Users and usergroups

Sky View can operate with or without user management. When user management is disabled, anyone who accesses the system has administrator privileges and can view and control all platforms and settings. When user management is enabled, each person must log in with their own account and can be assigned one of two roles:

  • Administrator – full access to all configuration and data
  • User – restricted access according to assigned usergroups and platform permissions

Sky View lets administrators control who can log in and what they can see by combining users and usergroups. This guide explains the relationship between those concepts, the built-in administrator account, and how platform access is granted.

Enabling or disabling user management

User management can be enabled or disabled in the Server configuration section under the Server tab.

👤 Users

A user represents an individual person who can sign in to the Sky View web interface. Each user record stores the person's credentials and contact details and can be assigned to one or more usergroups to inherit permissions.

More on users configuration

👥 Usergroups

A usergroup is a reusable collection of permissions. Instead of configuring the same privileges repeatedly for every person, you assign users to the appropriate usergroups. When permissions change, update the usergroup once and every member automatically receives the new capabilities.

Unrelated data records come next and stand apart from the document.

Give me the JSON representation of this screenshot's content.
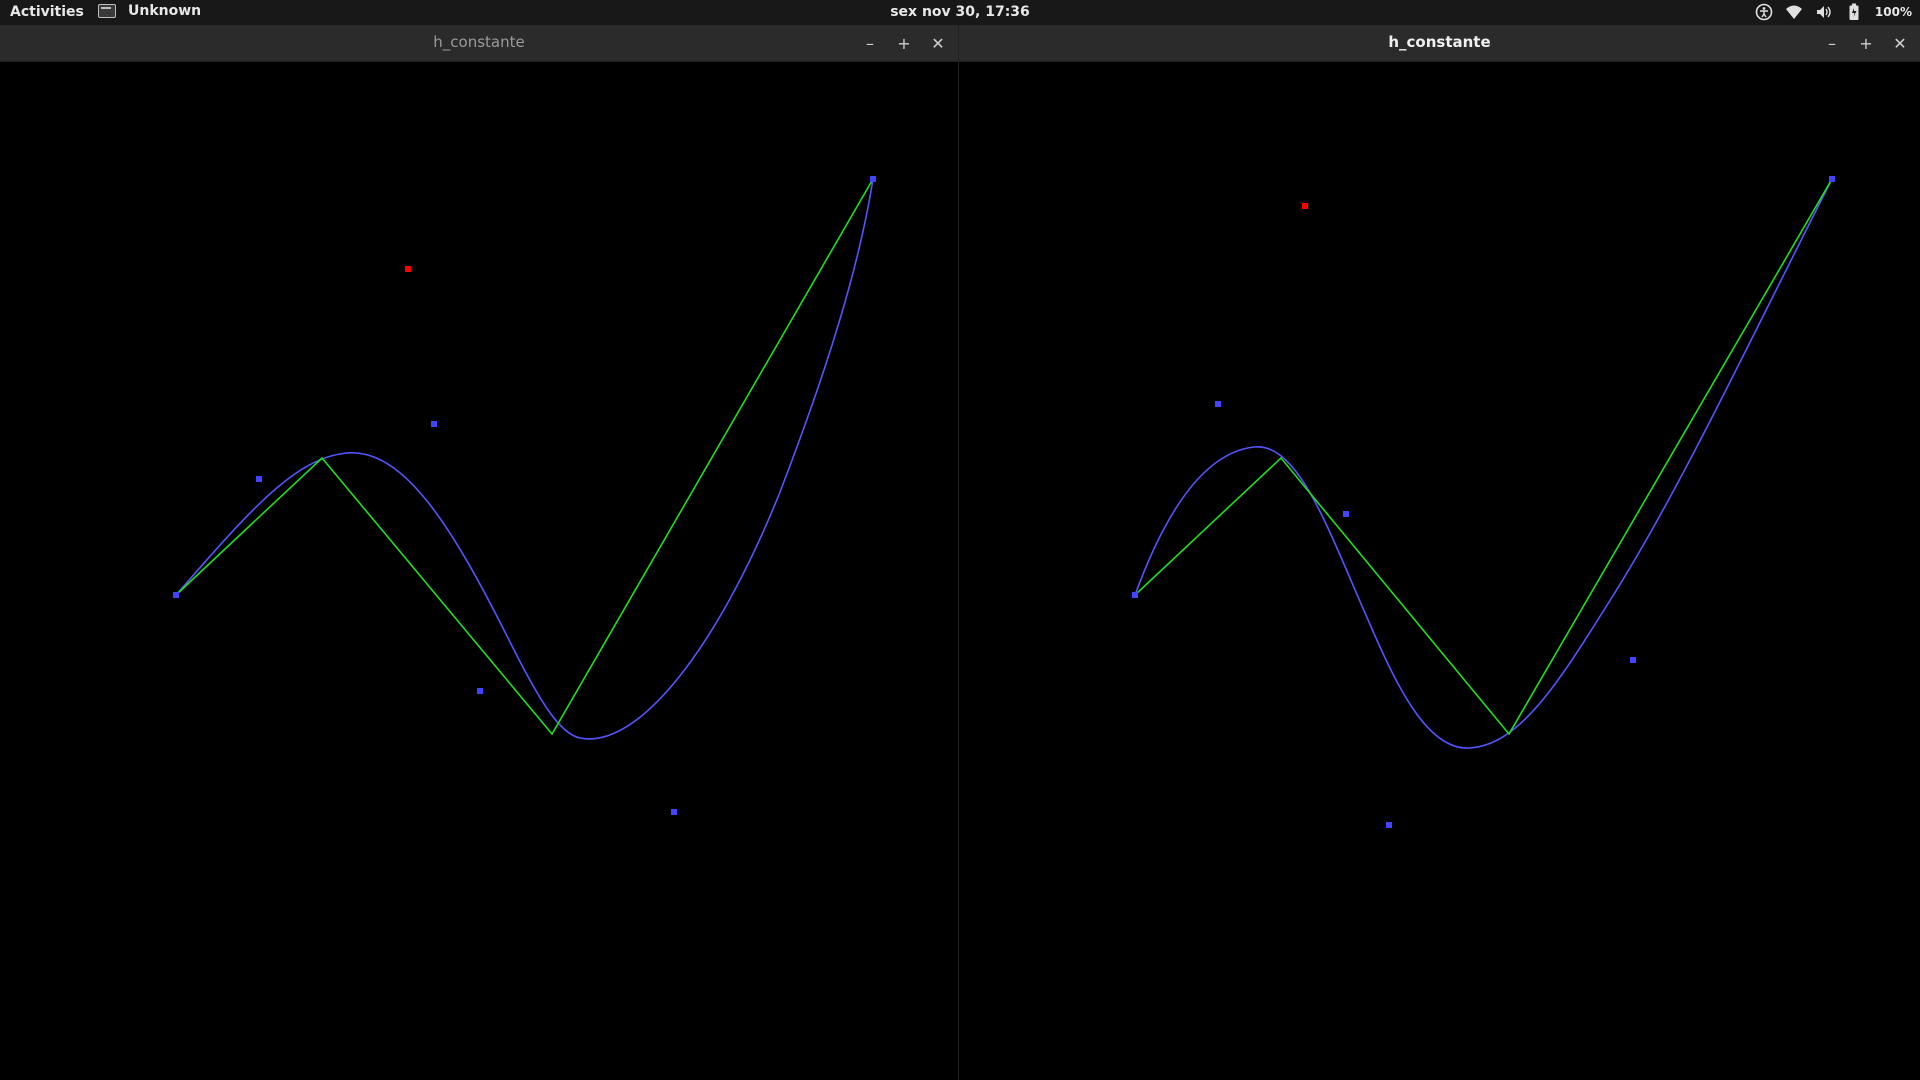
{
  "topbar": {
    "activities_label": "Activities",
    "app_name": "Unknown",
    "clock": "sex nov 30, 17:36",
    "battery_label": "100%",
    "icons": [
      "accessibility-icon",
      "wifi-icon",
      "volume-icon",
      "battery-icon"
    ]
  },
  "windows": [
    {
      "title": "h_constante",
      "controls": {
        "minimize": "–",
        "maximize": "+",
        "close": "✕"
      },
      "focused": false
    },
    {
      "title": "h_constante",
      "controls": {
        "minimize": "–",
        "maximize": "+",
        "close": "✕"
      },
      "focused": true
    }
  ],
  "colors": {
    "background": "#000000",
    "curve": "#5555ff",
    "polyline": "#22dd22",
    "control_point": "#4444ff",
    "marker": "#ff0000"
  }
}
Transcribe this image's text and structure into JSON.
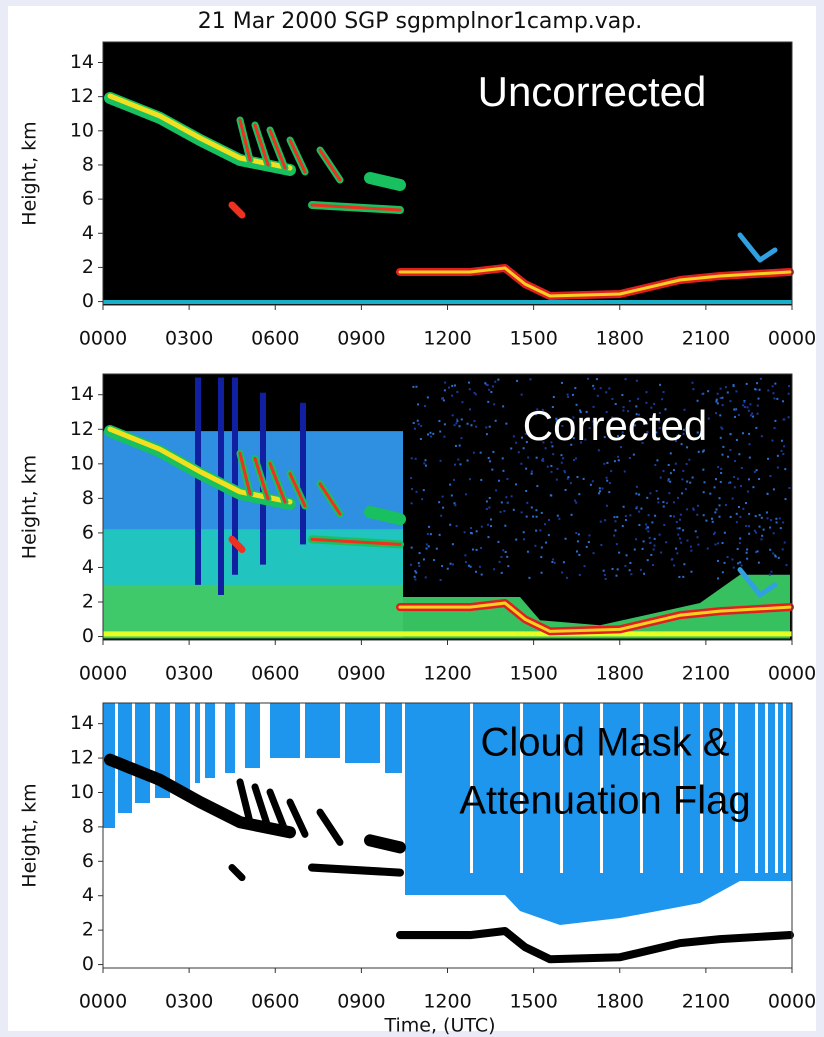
{
  "chart_data": [
    {
      "type": "lidar",
      "title": "21 Mar 2000  SGP sgpmplnor1camp.vap.",
      "label": "Uncorrected",
      "ylabel": "Height, km",
      "xlim": [
        0,
        24
      ],
      "xticks": [
        {
          "value": 0,
          "label": "0000"
        },
        {
          "value": 3,
          "label": "0300"
        },
        {
          "value": 6,
          "label": "0600"
        },
        {
          "value": 9,
          "label": "0900"
        },
        {
          "value": 12,
          "label": "1200"
        },
        {
          "value": 15,
          "label": "1500"
        },
        {
          "value": 18,
          "label": "1800"
        },
        {
          "value": 21,
          "label": "2100"
        },
        {
          "value": 24,
          "label": "0000"
        }
      ],
      "ylim": [
        -0.2,
        15.2
      ],
      "yticks": [
        0,
        2,
        4,
        6,
        8,
        10,
        12,
        14
      ]
    },
    {
      "type": "lidar",
      "label": "Corrected",
      "ylabel": "Height, km",
      "xlim": [
        0,
        24
      ],
      "xticks": [
        {
          "value": 0,
          "label": "0000"
        },
        {
          "value": 3,
          "label": "0300"
        },
        {
          "value": 6,
          "label": "0600"
        },
        {
          "value": 9,
          "label": "0900"
        },
        {
          "value": 12,
          "label": "1200"
        },
        {
          "value": 15,
          "label": "1500"
        },
        {
          "value": 18,
          "label": "1800"
        },
        {
          "value": 21,
          "label": "2100"
        },
        {
          "value": 24,
          "label": "0000"
        }
      ],
      "ylim": [
        -0.2,
        15.2
      ],
      "yticks": [
        0,
        2,
        4,
        6,
        8,
        10,
        12,
        14
      ]
    },
    {
      "type": "mask",
      "label": [
        "Cloud Mask &",
        "Attenuation Flag"
      ],
      "ylabel": "Height, km",
      "xlabel": "Time, (UTC)",
      "xlim": [
        0,
        24
      ],
      "xticks": [
        {
          "value": 0,
          "label": "0000"
        },
        {
          "value": 3,
          "label": "0300"
        },
        {
          "value": 6,
          "label": "0600"
        },
        {
          "value": 9,
          "label": "0900"
        },
        {
          "value": 12,
          "label": "1200"
        },
        {
          "value": 15,
          "label": "1500"
        },
        {
          "value": 18,
          "label": "1800"
        },
        {
          "value": 21,
          "label": "2100"
        },
        {
          "value": 24,
          "label": "0000"
        }
      ],
      "ylim": [
        -0.2,
        15.2
      ],
      "yticks": [
        0,
        2,
        4,
        6,
        8,
        10,
        12,
        14
      ]
    }
  ]
}
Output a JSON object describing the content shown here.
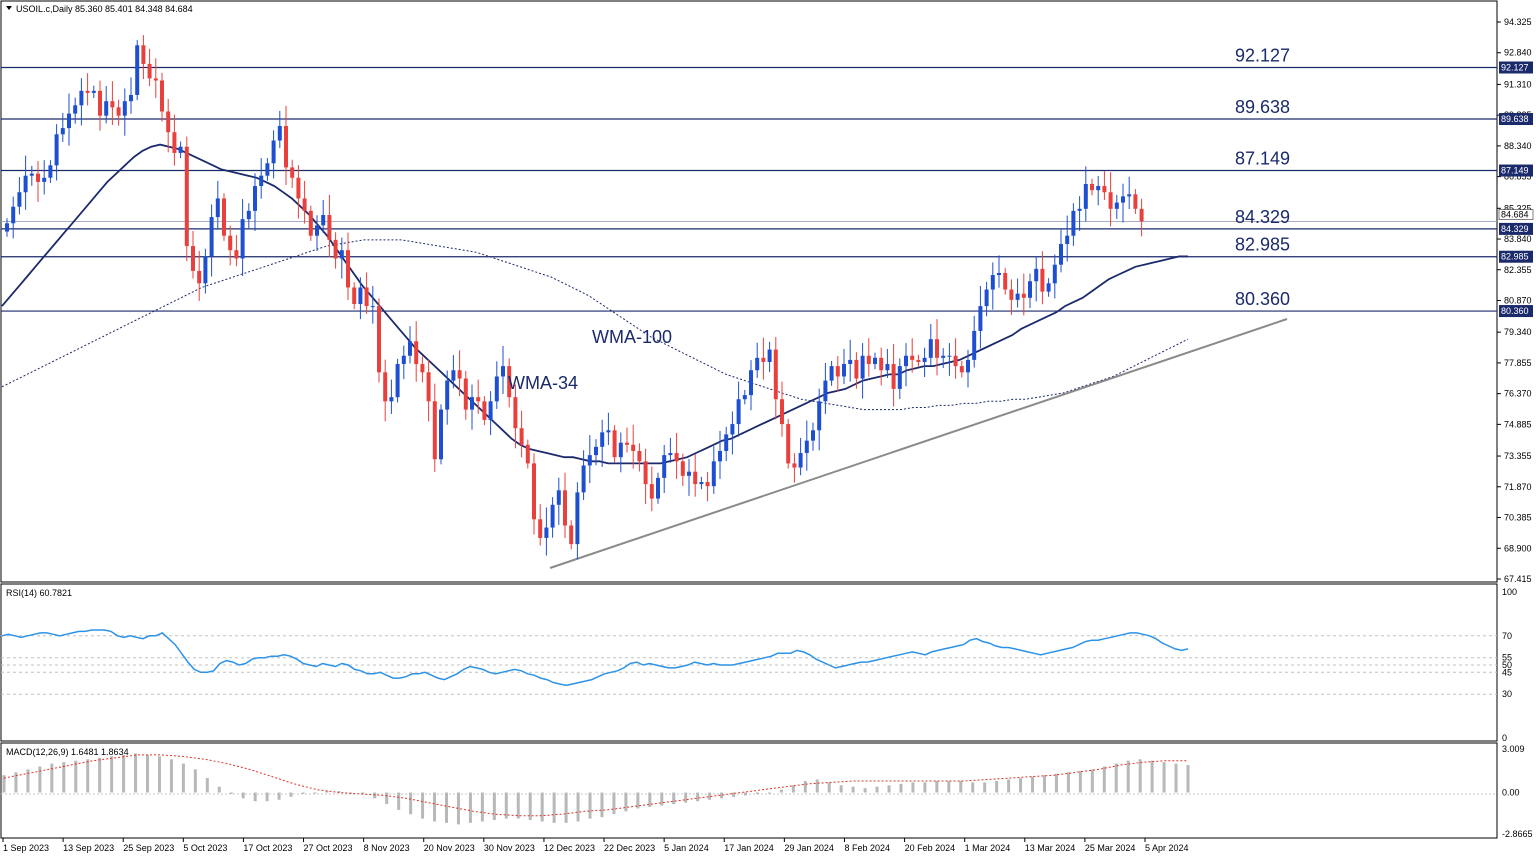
{
  "symbol_info": "USOIL.c,Daily  85.360 85.401 84.348 84.684",
  "colors": {
    "bull": "#1f4fd1",
    "bear": "#e8413d",
    "wick": "#333333",
    "wma34": "#1b2a6b",
    "wma100": "#1b2a6b",
    "level": "#1b2a6b",
    "trend": "#8a8a8a",
    "rsi": "#2c93e8",
    "macd_hist": "#b8b8b8",
    "macd_signal": "#e0322b",
    "badge_bg": "#1b2a6b",
    "badge_text": "#ffffff"
  },
  "price_axis": {
    "ticks": [
      "94.325",
      "92.840",
      "91.310",
      "89.825",
      "88.340",
      "86.855",
      "85.325",
      "83.840",
      "82.355",
      "80.870",
      "79.340",
      "77.855",
      "76.370",
      "74.885",
      "73.355",
      "71.870",
      "70.385",
      "68.900",
      "67.415"
    ],
    "min": 67.415,
    "max": 94.325
  },
  "levels": [
    {
      "value": 92.127,
      "label": "92.127",
      "badge": "92.127"
    },
    {
      "value": 89.638,
      "label": "89.638",
      "badge": "89.638"
    },
    {
      "value": 87.149,
      "label": "87.149",
      "badge": "87.149"
    },
    {
      "value": 84.329,
      "label": "84.329",
      "badge": "84.329"
    },
    {
      "value": 82.985,
      "label": "82.985",
      "badge": "82.985"
    },
    {
      "value": 80.36,
      "label": "80.360",
      "badge": "80.360"
    }
  ],
  "current_price_badge": "84.684",
  "indicator_labels": {
    "wma34": "WMA-34",
    "wma100": "WMA-100"
  },
  "rsi": {
    "title": "RSI(14) 60.7821",
    "ticks": [
      "100",
      "70",
      "55",
      "50",
      "45",
      "30",
      "0"
    ]
  },
  "macd": {
    "title": "MACD(12,26,9) 1.6481 1.8634",
    "ticks": [
      "3.009",
      "0.00",
      "-2.8665"
    ]
  },
  "time_axis": [
    "1 Sep 2023",
    "13 Sep 2023",
    "25 Sep 2023",
    "5 Oct 2023",
    "17 Oct 2023",
    "27 Oct 2023",
    "8 Nov 2023",
    "20 Nov 2023",
    "30 Nov 2023",
    "12 Dec 2023",
    "22 Dec 2023",
    "5 Jan 2024",
    "17 Jan 2024",
    "29 Jan 2024",
    "8 Feb 2024",
    "20 Feb 2024",
    "1 Mar 2024",
    "13 Mar 2024",
    "25 Mar 2024",
    "5 Apr 2024"
  ],
  "chart_data": {
    "type": "candlestick",
    "closes": [
      84.6,
      85.4,
      86.1,
      86.9,
      87.0,
      86.6,
      86.8,
      87.4,
      88.9,
      89.2,
      89.9,
      90.3,
      91.0,
      90.9,
      91.0,
      89.8,
      90.5,
      90.2,
      89.8,
      90.5,
      90.8,
      93.2,
      92.3,
      91.6,
      91.5,
      90.0,
      89.0,
      88.0,
      88.3,
      83.5,
      82.3,
      81.7,
      83.0,
      84.9,
      85.8,
      84.0,
      83.3,
      82.9,
      84.8,
      85.2,
      86.4,
      86.9,
      87.5,
      88.6,
      89.3,
      87.3,
      86.8,
      85.8,
      85.2,
      84.0,
      84.5,
      85.0,
      83.8,
      82.9,
      83.3,
      81.5,
      80.7,
      81.5,
      80.6,
      80.6,
      77.4,
      76.0,
      76.2,
      77.8,
      78.2,
      78.9,
      77.8,
      77.4,
      76.0,
      73.2,
      75.6,
      77.0,
      77.5,
      77.1,
      75.6,
      76.2,
      76.0,
      75.1,
      76.0,
      77.2,
      77.7,
      76.2,
      74.7,
      73.9,
      73.0,
      70.3,
      69.4,
      69.9,
      71.0,
      71.7,
      70.0,
      69.1,
      71.6,
      72.9,
      73.4,
      73.8,
      74.5,
      74.6,
      73.3,
      74.0,
      73.9,
      73.6,
      73.1,
      72.0,
      71.3,
      72.3,
      73.4,
      73.5,
      73.1,
      72.4,
      72.6,
      72.0,
      72.1,
      71.9,
      73.1,
      73.6,
      74.4,
      74.9,
      76.1,
      76.3,
      77.5,
      78.1,
      77.9,
      78.5,
      76.1,
      74.9,
      73.0,
      72.8,
      73.5,
      74.1,
      74.6,
      76.0,
      77.0,
      77.7,
      77.2,
      77.8,
      78.0,
      77.1,
      78.2,
      77.8,
      78.1,
      77.5,
      77.8,
      76.6,
      77.7,
      78.2,
      78.0,
      77.9,
      78.1,
      79.0,
      78.1,
      78.2,
      78.2,
      77.7,
      77.4,
      78.0,
      79.4,
      80.6,
      81.4,
      82.1,
      82.2,
      81.4,
      80.9,
      81.2,
      81.0,
      81.8,
      82.4,
      81.3,
      81.7,
      82.6,
      83.6,
      84.0,
      85.2,
      85.3,
      86.5,
      86.2,
      86.4,
      86.1,
      85.3,
      85.6,
      85.9,
      86.0,
      85.3,
      84.7
    ],
    "wma34": [
      80.6,
      81.1,
      81.6,
      82.1,
      82.6,
      83.1,
      83.6,
      84.1,
      84.6,
      85.1,
      85.6,
      86.1,
      86.6,
      87.0,
      87.4,
      87.8,
      88.1,
      88.3,
      88.4,
      88.3,
      88.2,
      88.0,
      87.8,
      87.6,
      87.4,
      87.2,
      87.1,
      87.0,
      86.9,
      86.8,
      86.6,
      86.4,
      86.1,
      85.8,
      85.4,
      85.0,
      84.5,
      84.0,
      83.4,
      82.8,
      82.2,
      81.6,
      81.1,
      80.6,
      80.1,
      79.6,
      79.1,
      78.6,
      78.2,
      77.8,
      77.4,
      77.0,
      76.6,
      76.2,
      75.8,
      75.4,
      75.0,
      74.6,
      74.2,
      73.9,
      73.7,
      73.6,
      73.5,
      73.4,
      73.3,
      73.3,
      73.2,
      73.1,
      73.1,
      73.0,
      73.0,
      73.0,
      73.0,
      73.0,
      73.0,
      73.0,
      73.1,
      73.2,
      73.3,
      73.5,
      73.7,
      73.9,
      74.1,
      74.2,
      74.4,
      74.6,
      74.8,
      75.0,
      75.2,
      75.4,
      75.6,
      75.8,
      76.0,
      76.2,
      76.4,
      76.5,
      76.6,
      76.8,
      77.0,
      77.1,
      77.2,
      77.3,
      77.3,
      77.5,
      77.6,
      77.7,
      77.7,
      77.8,
      77.9,
      78.0,
      78.2,
      78.4,
      78.6,
      78.8,
      79.0,
      79.2,
      79.5,
      79.7,
      79.9,
      80.1,
      80.3,
      80.6,
      80.8,
      81.0,
      81.3,
      81.6,
      81.9,
      82.1,
      82.3,
      82.5,
      82.6,
      82.7,
      82.8,
      82.9,
      83.0,
      83.0
    ],
    "wma100": [
      76.7,
      77.0,
      77.3,
      77.6,
      77.9,
      78.2,
      78.5,
      78.8,
      79.1,
      79.4,
      79.7,
      80.0,
      80.3,
      80.6,
      80.9,
      81.2,
      81.5,
      81.7,
      81.9,
      82.1,
      82.3,
      82.5,
      82.7,
      82.9,
      83.1,
      83.3,
      83.5,
      83.6,
      83.7,
      83.8,
      83.8,
      83.8,
      83.8,
      83.7,
      83.6,
      83.5,
      83.4,
      83.3,
      83.2,
      83.0,
      82.8,
      82.6,
      82.4,
      82.2,
      82.0,
      81.7,
      81.4,
      81.1,
      80.7,
      80.3,
      79.9,
      79.5,
      79.1,
      78.8,
      78.5,
      78.2,
      77.9,
      77.6,
      77.3,
      77.1,
      76.9,
      76.7,
      76.5,
      76.3,
      76.1,
      76.0,
      75.9,
      75.8,
      75.7,
      75.6,
      75.6,
      75.6,
      75.6,
      75.7,
      75.7,
      75.8,
      75.8,
      75.9,
      75.9,
      76.0,
      76.0,
      76.1,
      76.1,
      76.2,
      76.3,
      76.4,
      76.6,
      76.8,
      77.0,
      77.2,
      77.5,
      77.8,
      78.1,
      78.4,
      78.7,
      79.0
    ],
    "rsi": [
      70,
      71,
      70,
      69,
      70,
      71,
      72,
      72,
      71,
      70,
      71,
      72,
      73,
      73,
      74,
      74,
      74,
      73,
      70,
      69,
      70,
      69,
      68,
      70,
      70,
      72,
      68,
      64,
      58,
      52,
      47,
      45,
      45,
      46,
      51,
      53,
      52,
      50,
      51,
      54,
      55,
      55,
      56,
      56,
      57,
      56,
      54,
      51,
      50,
      49,
      51,
      50,
      49,
      51,
      50,
      47,
      46,
      44,
      44,
      45,
      43,
      41,
      41,
      42,
      44,
      44,
      45,
      43,
      41,
      40,
      42,
      44,
      47,
      49,
      48,
      47,
      45,
      44,
      45,
      46,
      47,
      46,
      44,
      43,
      41,
      40,
      38,
      37,
      36,
      37,
      38,
      39,
      40,
      42,
      44,
      45,
      46,
      48,
      51,
      52,
      50,
      51,
      50,
      49,
      48,
      48,
      49,
      50,
      52,
      51,
      50,
      51,
      50,
      50,
      50,
      51,
      52,
      53,
      54,
      55,
      56,
      58,
      58,
      58,
      60,
      59,
      57,
      54,
      52,
      50,
      48,
      49,
      50,
      51,
      52,
      52,
      53,
      54,
      55,
      56,
      57,
      58,
      59,
      58,
      57,
      59,
      60,
      61,
      62,
      63,
      64,
      67,
      68,
      66,
      65,
      63,
      62,
      62,
      61,
      60,
      59,
      58,
      57,
      58,
      59,
      60,
      61,
      62,
      64,
      66,
      67,
      67,
      68,
      69,
      70,
      71,
      72,
      72,
      71,
      70,
      68,
      65,
      63,
      61,
      60,
      61
    ],
    "macd_hist": [
      1.2,
      1.4,
      1.6,
      1.8,
      2.0,
      2.1,
      2.2,
      2.3,
      2.4,
      2.5,
      2.6,
      2.7,
      2.6,
      2.5,
      2.3,
      2.0,
      1.6,
      1.0,
      0.4,
      -0.1,
      -0.4,
      -0.6,
      -0.6,
      -0.5,
      -0.3,
      -0.1,
      0.0,
      0.1,
      0.1,
      0.0,
      -0.1,
      -0.4,
      -0.8,
      -1.2,
      -1.5,
      -1.8,
      -2.0,
      -2.1,
      -2.2,
      -2.1,
      -2.0,
      -1.9,
      -1.8,
      -1.8,
      -1.9,
      -2.0,
      -2.1,
      -2.1,
      -2.0,
      -1.8,
      -1.7,
      -1.5,
      -1.3,
      -1.1,
      -1.0,
      -0.9,
      -0.8,
      -0.7,
      -0.6,
      -0.5,
      -0.4,
      -0.3,
      -0.2,
      -0.1,
      0.0,
      0.2,
      0.5,
      0.8,
      0.9,
      0.7,
      0.5,
      0.4,
      0.3,
      0.4,
      0.5,
      0.6,
      0.7,
      0.7,
      0.8,
      0.8,
      0.8,
      0.7,
      0.7,
      0.8,
      0.9,
      1.0,
      1.1,
      1.2,
      1.3,
      1.4,
      1.5,
      1.6,
      1.8,
      2.0,
      2.2,
      2.3,
      2.2,
      2.1,
      2.0,
      1.9
    ],
    "macd_signal": [
      1.0,
      1.3,
      1.6,
      1.9,
      2.2,
      2.4,
      2.6,
      2.6,
      2.5,
      2.3,
      2.0,
      1.6,
      1.1,
      0.6,
      0.2,
      0.0,
      -0.1,
      -0.2,
      -0.4,
      -0.7,
      -1.0,
      -1.3,
      -1.5,
      -1.6,
      -1.6,
      -1.5,
      -1.3,
      -1.2,
      -1.0,
      -0.8,
      -0.6,
      -0.4,
      -0.2,
      0.0,
      0.2,
      0.4,
      0.6,
      0.7,
      0.8,
      0.8,
      0.8,
      0.8,
      0.8,
      0.8,
      0.9,
      1.0,
      1.1,
      1.2,
      1.4,
      1.6,
      1.9,
      2.1,
      2.2,
      2.2
    ],
    "price_ylim": [
      67.415,
      94.325
    ],
    "rsi_ylim": [
      0,
      100
    ],
    "macd_ylim": [
      -2.8665,
      3.009
    ]
  }
}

More on usergroups configuration

Platform access

Usergroups are also used to control access to the platforms that Sky View aggregates. Every usergroup can be granted access to one or more platforms. By default, new usergroups are granted All platforms. Adjust this list to limit a group's visibility to only the relevant platforms.

🔐 Administrator account

Sky View ships with a built-in administrator account to help you perform the initial setup:

  • Username: admin
  • Password: admin

The administrator has full access to every platform and configuration area. Immediately change the default password after the first login. Leaving the default credentials in place exposes your deployment to unauthorized access.

To change the password, sign in as the administrator, open the user management page, edit the admin user, and set a strong, unique password. Consider creating an additional personal administrator account and disabling or restricting the shared default account once setup is complete.